A lot of effort was required for restructuring programming; working with the Municipality and Province; and keeping track of applicable regulations as the area moved from one stage to another.
As part of the reopening plan, there is only one activity allowed in the building at a time; while staff educate on, and monitor, that the safety protocols are followed. Sanitizing the facility, especially the gym has been time consuming; two volunteers have worked diligently on setting out the Gym protocols and completing the required tasks.
Initiatives – CIRC connecting to a wide range of resources
One of the main initiatives is the Community Information and Resource Coordination (CIRC) which is designed to respond to those who may be in stressful situations and are isolated or simply need help with system navigation. CIRC connects people to a wide range of resources, through a skilled community ‘connector’. With the need to relook at how to provide social support, a second community coordinator was hired in 2020.
Another program, cited as an excellent example of collaboration with other community groups, is “Seniors’ Centre without Walls”. Contacted by Sharon Colter of the Northern Bruce Peninsula Community Support Advisory Action Committee, The Meeting Place felt this was a good fit and assisted by promoting the initiative via social media and is working on contributing to online presentations. Another collaborative venture was connecting with Eat Local Grey Bruce.
Managing the direction and focus of The Meeting Place has offered some challenges. Steinacher states “It is never easy in a not-for-profit sector. Rural environments offer their own challenges.”
A major issue is that The Meeting Place receives no ongoing government or corporate funding. They had to learn to be lean and creative with the funding they do have. One way to achieve this is to be mission-focused and not be drawn into too many different activities due to various funding opportunities.

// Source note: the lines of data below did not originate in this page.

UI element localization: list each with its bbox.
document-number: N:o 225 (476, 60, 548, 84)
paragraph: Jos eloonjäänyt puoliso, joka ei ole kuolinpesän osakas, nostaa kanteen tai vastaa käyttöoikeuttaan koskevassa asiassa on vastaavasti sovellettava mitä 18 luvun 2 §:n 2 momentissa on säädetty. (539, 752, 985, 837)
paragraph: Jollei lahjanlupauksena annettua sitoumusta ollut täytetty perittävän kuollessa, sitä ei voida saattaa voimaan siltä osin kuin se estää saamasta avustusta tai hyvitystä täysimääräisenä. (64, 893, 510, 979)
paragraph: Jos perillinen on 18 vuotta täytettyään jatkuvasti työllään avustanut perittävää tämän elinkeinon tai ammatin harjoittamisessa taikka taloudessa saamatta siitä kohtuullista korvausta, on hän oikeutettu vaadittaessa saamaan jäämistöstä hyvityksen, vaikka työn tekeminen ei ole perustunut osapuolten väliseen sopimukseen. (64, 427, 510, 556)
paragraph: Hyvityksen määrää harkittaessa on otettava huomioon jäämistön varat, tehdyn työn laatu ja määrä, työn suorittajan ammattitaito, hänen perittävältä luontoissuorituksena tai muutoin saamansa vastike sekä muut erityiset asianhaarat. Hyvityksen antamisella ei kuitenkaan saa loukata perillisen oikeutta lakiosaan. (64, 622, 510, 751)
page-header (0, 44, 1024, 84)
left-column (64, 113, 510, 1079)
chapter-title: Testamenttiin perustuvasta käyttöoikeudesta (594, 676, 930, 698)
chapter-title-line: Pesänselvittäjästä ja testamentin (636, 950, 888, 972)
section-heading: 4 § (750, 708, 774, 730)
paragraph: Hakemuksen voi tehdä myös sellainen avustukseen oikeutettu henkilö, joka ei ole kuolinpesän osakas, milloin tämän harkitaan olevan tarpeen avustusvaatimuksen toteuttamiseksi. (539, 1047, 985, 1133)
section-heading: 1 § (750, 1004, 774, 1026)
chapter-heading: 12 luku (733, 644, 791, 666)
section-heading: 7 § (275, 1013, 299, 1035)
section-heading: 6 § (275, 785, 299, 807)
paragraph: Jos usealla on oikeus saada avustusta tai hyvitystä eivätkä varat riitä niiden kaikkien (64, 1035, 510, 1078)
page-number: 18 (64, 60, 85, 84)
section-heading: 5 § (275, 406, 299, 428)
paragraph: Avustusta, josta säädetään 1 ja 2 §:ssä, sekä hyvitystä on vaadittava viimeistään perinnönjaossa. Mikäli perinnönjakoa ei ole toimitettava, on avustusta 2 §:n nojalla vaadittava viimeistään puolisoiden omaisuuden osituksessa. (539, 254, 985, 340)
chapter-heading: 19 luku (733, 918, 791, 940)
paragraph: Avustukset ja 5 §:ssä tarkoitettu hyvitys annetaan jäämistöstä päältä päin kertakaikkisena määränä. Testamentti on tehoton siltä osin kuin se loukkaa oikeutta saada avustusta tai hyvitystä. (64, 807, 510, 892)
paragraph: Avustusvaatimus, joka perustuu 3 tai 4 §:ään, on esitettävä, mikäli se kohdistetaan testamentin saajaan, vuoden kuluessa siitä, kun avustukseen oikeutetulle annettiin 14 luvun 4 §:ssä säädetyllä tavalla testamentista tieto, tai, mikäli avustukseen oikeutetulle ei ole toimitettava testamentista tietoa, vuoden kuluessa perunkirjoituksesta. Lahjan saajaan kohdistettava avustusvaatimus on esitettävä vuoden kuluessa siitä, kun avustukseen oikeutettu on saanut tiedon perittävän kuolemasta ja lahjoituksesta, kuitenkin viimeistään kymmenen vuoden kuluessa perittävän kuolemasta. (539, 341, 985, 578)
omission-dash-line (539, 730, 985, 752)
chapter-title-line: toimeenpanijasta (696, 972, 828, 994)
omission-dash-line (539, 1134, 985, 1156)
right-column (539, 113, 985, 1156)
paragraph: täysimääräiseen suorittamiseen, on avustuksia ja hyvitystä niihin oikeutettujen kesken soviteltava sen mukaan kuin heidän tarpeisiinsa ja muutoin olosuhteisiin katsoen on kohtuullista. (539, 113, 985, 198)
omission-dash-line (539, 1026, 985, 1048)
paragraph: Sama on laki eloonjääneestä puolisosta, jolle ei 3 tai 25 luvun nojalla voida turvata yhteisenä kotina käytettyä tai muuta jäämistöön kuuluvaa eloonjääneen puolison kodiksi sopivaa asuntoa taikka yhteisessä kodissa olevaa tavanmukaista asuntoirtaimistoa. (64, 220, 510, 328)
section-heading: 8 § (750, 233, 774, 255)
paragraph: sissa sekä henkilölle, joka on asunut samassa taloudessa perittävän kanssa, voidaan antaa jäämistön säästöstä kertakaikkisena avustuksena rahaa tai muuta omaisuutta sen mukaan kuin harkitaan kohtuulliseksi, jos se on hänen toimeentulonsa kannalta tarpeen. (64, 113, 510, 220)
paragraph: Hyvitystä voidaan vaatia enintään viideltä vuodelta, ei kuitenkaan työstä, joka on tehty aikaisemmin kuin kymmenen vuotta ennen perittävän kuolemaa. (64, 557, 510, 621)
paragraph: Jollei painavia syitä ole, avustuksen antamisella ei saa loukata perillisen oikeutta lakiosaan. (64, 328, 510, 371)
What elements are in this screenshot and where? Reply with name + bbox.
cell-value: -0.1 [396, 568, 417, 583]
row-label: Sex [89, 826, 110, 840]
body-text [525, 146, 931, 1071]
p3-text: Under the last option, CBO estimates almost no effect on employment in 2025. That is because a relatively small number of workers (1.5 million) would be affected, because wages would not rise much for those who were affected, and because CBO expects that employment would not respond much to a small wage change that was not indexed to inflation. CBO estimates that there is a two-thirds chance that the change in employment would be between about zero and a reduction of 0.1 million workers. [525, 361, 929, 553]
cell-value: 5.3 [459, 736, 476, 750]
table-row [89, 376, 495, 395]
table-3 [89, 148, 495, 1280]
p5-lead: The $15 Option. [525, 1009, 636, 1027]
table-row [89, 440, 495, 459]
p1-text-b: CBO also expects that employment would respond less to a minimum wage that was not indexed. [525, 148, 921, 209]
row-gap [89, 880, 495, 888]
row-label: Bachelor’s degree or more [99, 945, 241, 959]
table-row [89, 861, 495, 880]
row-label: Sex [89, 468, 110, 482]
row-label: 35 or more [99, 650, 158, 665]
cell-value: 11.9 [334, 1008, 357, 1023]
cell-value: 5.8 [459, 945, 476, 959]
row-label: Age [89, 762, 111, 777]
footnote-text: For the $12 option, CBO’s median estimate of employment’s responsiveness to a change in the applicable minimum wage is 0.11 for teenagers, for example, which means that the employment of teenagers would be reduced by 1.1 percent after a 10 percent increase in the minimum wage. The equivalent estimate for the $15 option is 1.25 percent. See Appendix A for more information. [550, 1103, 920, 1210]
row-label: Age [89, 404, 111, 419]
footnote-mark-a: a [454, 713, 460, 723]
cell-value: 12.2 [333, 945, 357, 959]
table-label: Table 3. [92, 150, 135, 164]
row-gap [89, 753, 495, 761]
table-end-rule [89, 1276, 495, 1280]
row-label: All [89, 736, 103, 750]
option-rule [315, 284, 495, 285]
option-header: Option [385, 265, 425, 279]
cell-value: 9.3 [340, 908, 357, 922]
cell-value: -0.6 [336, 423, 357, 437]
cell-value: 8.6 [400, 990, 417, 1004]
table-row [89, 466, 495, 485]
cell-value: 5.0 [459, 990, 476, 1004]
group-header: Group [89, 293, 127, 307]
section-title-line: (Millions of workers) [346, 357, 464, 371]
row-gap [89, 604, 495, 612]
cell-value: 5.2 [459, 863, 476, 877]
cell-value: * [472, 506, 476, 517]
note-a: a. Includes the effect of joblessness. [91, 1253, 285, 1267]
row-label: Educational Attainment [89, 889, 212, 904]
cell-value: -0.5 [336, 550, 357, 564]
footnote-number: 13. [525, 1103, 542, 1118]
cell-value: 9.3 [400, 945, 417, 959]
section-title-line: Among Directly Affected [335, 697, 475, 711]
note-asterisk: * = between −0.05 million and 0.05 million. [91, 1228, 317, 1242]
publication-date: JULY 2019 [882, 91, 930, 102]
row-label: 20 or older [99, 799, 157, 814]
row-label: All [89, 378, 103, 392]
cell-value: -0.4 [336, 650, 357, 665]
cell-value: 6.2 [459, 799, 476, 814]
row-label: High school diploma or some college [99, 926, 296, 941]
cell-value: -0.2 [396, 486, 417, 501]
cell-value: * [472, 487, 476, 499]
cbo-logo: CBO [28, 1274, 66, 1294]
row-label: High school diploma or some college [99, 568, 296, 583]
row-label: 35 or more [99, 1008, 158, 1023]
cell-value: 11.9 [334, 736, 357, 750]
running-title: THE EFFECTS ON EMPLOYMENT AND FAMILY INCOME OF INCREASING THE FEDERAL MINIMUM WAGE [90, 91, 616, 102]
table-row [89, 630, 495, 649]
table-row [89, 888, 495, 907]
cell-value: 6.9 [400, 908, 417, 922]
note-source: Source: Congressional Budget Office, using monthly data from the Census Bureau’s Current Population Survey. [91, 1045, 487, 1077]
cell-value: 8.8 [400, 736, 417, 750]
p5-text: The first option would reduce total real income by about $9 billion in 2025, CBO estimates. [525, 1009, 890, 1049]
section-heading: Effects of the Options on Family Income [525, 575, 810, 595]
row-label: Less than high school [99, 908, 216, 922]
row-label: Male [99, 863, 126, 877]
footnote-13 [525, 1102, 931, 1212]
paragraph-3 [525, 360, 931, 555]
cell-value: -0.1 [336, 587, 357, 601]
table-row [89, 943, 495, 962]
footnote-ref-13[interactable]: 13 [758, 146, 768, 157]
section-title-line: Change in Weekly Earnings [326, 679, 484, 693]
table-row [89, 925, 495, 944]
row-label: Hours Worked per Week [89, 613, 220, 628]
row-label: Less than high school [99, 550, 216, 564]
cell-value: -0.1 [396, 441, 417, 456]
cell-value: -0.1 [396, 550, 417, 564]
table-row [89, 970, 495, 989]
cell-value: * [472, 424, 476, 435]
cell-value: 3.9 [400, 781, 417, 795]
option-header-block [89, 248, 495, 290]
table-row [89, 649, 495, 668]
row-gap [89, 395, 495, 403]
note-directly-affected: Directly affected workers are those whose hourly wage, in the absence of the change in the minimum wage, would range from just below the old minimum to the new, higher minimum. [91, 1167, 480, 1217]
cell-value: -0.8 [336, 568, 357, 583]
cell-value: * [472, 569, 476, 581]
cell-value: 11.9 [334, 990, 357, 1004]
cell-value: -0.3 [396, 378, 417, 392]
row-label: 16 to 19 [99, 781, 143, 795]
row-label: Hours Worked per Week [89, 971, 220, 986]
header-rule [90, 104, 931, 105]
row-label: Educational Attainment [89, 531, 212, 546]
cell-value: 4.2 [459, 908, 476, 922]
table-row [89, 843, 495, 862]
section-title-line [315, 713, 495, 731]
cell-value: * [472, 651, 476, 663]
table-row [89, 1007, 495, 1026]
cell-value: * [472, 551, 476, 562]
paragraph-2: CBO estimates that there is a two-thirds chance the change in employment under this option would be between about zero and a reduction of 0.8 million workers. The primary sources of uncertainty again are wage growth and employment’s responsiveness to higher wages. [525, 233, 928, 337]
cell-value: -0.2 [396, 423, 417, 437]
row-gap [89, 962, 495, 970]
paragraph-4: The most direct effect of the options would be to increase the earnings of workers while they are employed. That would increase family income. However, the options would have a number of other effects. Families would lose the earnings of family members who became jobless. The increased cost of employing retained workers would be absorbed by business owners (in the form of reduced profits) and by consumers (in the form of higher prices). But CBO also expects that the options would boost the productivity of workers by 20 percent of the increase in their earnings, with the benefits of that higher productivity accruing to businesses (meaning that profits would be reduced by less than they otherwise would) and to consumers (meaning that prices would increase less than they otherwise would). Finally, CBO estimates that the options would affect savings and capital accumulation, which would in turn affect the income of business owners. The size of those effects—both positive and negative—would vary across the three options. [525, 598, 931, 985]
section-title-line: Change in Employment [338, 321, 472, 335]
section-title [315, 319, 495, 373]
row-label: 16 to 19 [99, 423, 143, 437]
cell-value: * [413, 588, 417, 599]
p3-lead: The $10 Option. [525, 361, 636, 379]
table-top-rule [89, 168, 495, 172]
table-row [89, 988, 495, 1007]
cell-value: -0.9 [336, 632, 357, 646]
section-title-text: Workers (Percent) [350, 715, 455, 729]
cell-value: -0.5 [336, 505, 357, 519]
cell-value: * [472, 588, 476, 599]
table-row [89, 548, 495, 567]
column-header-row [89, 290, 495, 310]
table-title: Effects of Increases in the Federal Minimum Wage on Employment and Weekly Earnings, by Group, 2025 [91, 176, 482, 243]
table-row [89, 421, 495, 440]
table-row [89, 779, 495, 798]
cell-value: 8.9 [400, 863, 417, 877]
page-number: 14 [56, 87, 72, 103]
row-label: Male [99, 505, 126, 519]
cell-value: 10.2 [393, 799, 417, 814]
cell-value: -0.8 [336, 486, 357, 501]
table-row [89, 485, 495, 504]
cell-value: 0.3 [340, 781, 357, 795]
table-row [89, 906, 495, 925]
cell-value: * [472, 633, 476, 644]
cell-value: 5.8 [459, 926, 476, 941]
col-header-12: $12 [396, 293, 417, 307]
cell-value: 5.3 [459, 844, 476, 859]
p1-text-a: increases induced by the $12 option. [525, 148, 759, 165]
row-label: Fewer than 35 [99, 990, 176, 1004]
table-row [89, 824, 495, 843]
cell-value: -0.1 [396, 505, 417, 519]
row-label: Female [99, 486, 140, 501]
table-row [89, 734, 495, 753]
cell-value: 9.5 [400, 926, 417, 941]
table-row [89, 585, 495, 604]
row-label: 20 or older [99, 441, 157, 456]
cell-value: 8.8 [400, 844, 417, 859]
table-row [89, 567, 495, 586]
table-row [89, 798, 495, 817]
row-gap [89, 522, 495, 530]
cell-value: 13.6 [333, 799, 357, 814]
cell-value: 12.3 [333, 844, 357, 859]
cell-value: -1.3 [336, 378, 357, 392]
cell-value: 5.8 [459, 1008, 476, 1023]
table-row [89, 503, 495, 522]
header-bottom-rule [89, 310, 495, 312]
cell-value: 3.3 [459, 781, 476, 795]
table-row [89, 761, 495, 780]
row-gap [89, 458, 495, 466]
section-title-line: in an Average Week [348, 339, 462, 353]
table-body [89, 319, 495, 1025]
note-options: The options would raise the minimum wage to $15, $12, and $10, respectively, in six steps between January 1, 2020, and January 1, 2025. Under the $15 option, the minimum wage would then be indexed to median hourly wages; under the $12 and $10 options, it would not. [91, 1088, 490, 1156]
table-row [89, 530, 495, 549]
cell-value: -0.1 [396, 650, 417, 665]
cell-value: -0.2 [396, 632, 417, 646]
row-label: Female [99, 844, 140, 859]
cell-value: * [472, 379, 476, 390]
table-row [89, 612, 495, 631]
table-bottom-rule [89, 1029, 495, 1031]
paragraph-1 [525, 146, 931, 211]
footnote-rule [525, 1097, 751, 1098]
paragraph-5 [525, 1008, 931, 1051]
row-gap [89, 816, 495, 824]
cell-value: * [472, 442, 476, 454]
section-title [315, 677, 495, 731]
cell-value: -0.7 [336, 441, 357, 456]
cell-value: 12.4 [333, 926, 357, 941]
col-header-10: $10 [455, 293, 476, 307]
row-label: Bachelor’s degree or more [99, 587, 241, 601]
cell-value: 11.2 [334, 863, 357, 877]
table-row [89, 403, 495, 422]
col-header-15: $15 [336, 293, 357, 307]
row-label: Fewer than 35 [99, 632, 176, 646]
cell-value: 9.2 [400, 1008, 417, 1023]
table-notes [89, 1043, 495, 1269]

Program design and evaluation is challenging in a rural community; the issue being how best to design programs that are meaningful on a regular basis and make an impact on the community and individual(s).
Other challenges include determining actions for real change in the long term; how to mobilize to move actions forward; and how to source adequate community development skills and knowledge to support ongoing and future initiatives.
The Meeting Place plans to focus on the community as a whole with regards to community development and engagement, emphasizing the need for collaborative ventures in program delivery.
One project is the SPARK Project, funded by Bruce County, aims at understanding the issues that seasonal workers face in North Bruce.
Another goal is to respond to larger system issues such as affordable housing and food security. A current SPARK project initiative is investigating the feasibility of the creation of a Long Term Rental (LTR) Accommodation Inventory. The Meeting Place is also working with the new Housing Taskforce with dedicated municipal staff involvement assisting in moving issues forward.
In seeking collaborative ventures, Steinacher is pleased with the progress of the intentional connections with Lion’s Head, two current ventures are with NP CoWork Space on the SPARK program; and with Colter and her organization on program support for seniors.
Looking towards the future “The Meeting Place is about growing the Community Hub; getting better at the strategies of rural social support; looking outward to collaborate with others; mobilizing resources; and striving to increase positive impact on the community.”